Nous passons ensuite par d’autres zones d’activités volcanique comme un espace où des bulles font bouger la boue qui boue (sans jeu de mots) en permanence. Nous continuons par la “kiwi house” mais nous sommes très déçus. Nous entrons dans une pièce noire où deux kiwis se déplacent dans la pénombre derrière une vitre. Interdiction de faire des photos, même sans flash. Nous avons eu beaucoup de chances de voir Sparky dans le centre de secours des oiseaux. Ici, il ne faut pas rester trop longtemps pour que tout le monde puisse apercevoir un bout de pattes et c’est tout. Dommage. 

La suite se fera sans notre guide. Elle nous dit au revoir avant de nous laisser visiter l’institut d’art et d’artisanat maori. Nous arrivons vers midi et demi. Beaucoup des travailleurs semblent en pause repas mais nous pouvons tout de même observer quelques sculpteurs sur bois ou sur pierre. Entre les établis des travailleurs, de nombreuses explications sur la culture maori sont données. La visite est très intéressante. Nous finissons par la boutique de souvenirs bien remplies. 

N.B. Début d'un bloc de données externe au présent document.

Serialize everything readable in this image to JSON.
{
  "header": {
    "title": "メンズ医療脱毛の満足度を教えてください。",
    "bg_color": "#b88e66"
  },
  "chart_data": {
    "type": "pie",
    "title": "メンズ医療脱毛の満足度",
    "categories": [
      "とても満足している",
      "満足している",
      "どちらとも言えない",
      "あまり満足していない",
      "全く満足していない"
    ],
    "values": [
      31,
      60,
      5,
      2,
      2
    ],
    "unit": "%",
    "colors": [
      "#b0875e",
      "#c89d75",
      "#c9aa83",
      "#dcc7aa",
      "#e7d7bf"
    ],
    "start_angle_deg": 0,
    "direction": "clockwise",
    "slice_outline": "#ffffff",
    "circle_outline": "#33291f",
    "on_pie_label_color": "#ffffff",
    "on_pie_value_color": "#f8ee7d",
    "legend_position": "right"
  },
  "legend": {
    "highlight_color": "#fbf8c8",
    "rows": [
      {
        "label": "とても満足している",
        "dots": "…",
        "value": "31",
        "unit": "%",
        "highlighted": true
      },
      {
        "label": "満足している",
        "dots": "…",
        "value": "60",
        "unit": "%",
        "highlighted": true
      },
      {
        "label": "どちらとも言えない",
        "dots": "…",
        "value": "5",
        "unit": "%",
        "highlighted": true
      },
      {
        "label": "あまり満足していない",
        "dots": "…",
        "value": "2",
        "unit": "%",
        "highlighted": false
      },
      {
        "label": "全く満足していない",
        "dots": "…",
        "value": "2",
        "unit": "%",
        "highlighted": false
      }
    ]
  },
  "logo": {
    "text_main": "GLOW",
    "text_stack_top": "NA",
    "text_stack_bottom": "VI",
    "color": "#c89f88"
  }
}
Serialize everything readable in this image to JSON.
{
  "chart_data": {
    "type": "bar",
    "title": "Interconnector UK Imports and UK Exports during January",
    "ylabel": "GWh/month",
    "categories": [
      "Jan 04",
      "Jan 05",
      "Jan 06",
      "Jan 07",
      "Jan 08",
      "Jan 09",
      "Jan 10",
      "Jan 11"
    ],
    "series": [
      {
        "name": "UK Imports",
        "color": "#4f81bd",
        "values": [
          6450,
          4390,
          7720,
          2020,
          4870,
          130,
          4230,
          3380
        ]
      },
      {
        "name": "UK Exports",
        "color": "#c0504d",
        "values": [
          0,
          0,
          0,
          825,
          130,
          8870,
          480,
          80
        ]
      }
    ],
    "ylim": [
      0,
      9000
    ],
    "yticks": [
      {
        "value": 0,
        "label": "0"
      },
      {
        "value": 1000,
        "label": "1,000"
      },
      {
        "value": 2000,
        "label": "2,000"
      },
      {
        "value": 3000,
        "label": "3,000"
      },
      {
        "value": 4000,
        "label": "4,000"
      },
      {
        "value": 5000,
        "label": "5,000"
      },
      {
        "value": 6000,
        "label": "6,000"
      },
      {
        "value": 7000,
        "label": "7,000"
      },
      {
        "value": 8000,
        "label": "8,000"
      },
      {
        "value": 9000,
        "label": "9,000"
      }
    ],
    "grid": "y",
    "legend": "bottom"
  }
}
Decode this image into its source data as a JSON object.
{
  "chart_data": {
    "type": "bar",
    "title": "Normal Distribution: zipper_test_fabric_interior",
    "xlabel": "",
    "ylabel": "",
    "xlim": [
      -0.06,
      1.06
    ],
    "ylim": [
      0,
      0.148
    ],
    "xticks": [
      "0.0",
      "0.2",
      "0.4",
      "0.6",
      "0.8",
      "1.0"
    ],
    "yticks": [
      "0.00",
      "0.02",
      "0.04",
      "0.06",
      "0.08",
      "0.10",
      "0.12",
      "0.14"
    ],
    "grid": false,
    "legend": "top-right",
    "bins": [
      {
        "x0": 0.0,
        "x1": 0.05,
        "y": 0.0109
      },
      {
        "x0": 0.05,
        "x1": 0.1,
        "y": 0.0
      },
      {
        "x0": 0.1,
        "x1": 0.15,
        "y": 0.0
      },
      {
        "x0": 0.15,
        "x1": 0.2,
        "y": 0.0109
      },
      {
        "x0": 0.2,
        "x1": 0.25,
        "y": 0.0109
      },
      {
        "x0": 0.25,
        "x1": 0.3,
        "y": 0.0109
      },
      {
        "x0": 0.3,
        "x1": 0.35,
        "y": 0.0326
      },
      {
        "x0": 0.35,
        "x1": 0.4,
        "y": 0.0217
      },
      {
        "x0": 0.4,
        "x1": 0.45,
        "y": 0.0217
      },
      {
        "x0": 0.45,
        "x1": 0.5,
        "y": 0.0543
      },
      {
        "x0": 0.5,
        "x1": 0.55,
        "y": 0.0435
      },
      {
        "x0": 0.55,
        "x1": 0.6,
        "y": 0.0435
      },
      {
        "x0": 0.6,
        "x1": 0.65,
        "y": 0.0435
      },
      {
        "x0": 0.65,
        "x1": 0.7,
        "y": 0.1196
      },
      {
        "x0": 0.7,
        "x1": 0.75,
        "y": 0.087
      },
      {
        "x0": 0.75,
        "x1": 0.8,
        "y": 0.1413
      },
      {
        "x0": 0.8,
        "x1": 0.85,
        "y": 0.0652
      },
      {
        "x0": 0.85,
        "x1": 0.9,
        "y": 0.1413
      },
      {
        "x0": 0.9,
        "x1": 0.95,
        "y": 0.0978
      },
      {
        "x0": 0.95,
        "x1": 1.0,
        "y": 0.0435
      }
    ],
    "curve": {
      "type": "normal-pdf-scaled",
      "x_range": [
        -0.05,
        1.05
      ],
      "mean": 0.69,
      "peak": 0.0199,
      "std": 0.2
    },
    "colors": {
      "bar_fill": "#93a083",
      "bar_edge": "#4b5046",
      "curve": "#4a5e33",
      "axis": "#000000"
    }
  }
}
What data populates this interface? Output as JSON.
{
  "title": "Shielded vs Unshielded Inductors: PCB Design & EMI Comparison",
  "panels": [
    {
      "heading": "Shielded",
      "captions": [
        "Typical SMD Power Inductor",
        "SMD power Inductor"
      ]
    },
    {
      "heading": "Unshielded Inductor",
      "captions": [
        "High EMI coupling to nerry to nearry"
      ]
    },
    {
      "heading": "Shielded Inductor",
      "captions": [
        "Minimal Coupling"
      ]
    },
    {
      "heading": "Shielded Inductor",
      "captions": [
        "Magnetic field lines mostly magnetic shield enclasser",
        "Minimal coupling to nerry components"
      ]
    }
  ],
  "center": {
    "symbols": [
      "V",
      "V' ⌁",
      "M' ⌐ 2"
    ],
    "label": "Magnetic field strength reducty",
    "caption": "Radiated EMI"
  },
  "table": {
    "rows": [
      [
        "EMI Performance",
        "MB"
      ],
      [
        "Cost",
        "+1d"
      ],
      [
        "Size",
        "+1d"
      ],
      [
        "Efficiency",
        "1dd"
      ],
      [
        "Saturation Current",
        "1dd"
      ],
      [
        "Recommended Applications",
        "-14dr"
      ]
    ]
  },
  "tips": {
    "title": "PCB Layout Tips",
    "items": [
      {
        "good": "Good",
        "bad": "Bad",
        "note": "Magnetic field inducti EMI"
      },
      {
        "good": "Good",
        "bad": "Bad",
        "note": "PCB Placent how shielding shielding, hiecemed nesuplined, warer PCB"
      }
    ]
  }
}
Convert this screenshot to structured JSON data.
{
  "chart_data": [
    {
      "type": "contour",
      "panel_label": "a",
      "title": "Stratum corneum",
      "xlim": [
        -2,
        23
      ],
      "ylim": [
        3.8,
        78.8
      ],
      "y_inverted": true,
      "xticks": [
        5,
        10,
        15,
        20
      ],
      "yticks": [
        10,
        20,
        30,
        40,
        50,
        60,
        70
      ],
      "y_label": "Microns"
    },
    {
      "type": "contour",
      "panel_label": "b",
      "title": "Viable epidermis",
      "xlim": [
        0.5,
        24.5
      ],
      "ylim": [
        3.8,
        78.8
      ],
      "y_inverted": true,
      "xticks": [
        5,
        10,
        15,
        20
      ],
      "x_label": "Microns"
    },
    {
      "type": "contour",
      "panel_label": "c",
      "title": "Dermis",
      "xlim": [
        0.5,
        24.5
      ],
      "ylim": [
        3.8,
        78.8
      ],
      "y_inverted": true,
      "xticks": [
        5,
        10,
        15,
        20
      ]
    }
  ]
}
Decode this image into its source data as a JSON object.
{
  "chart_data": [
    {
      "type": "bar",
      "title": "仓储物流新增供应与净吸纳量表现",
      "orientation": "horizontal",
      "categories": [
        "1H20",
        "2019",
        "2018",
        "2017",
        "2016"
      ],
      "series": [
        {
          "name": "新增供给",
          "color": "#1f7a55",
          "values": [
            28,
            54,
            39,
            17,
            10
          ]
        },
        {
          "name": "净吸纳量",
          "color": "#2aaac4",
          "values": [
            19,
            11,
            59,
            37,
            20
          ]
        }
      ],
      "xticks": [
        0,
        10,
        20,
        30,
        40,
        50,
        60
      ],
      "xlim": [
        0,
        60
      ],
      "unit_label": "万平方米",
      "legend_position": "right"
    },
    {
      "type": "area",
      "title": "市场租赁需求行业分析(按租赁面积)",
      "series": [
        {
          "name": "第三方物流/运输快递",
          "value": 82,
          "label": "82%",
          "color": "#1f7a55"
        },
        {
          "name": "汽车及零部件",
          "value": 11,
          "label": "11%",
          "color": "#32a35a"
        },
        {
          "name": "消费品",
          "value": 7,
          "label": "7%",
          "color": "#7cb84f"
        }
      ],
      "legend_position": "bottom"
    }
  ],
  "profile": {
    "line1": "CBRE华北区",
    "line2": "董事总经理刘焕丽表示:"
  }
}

Apres avoir acheté notre repas de midi au supermarché, nous nous dirigeons vers une zone de Rotorua où vivent de nombreux maoris, Ohinemutu. Au premier abord, rien de particulier mais lorsqu’on observe un peu plus on voit des totems et des statues maoris devant de nombreuses maisons. Ici, le sol fume de partout ! Les habitants vivent en harmonie avec la nature et savent bien en tirer profit. Un abri a été construit sur une zone dégageant de la vapeur. Il est ainsi chauffé sans aucune dépense d’énergie. 

Une petite église et son cimetière composent le village ainsi qu’une magnifique maison en bois. La balade n’est pas longue mais très agréable.

Nous rejoignons ensuite un parc volcanique gratuit, le parc Kuirau, où ça bouillonne ou fume partout où notre regard se pose. Nous rentrons ensuite dans notre Airbnb pour nous reposer avant une longue route demain jusqu’à Wellington.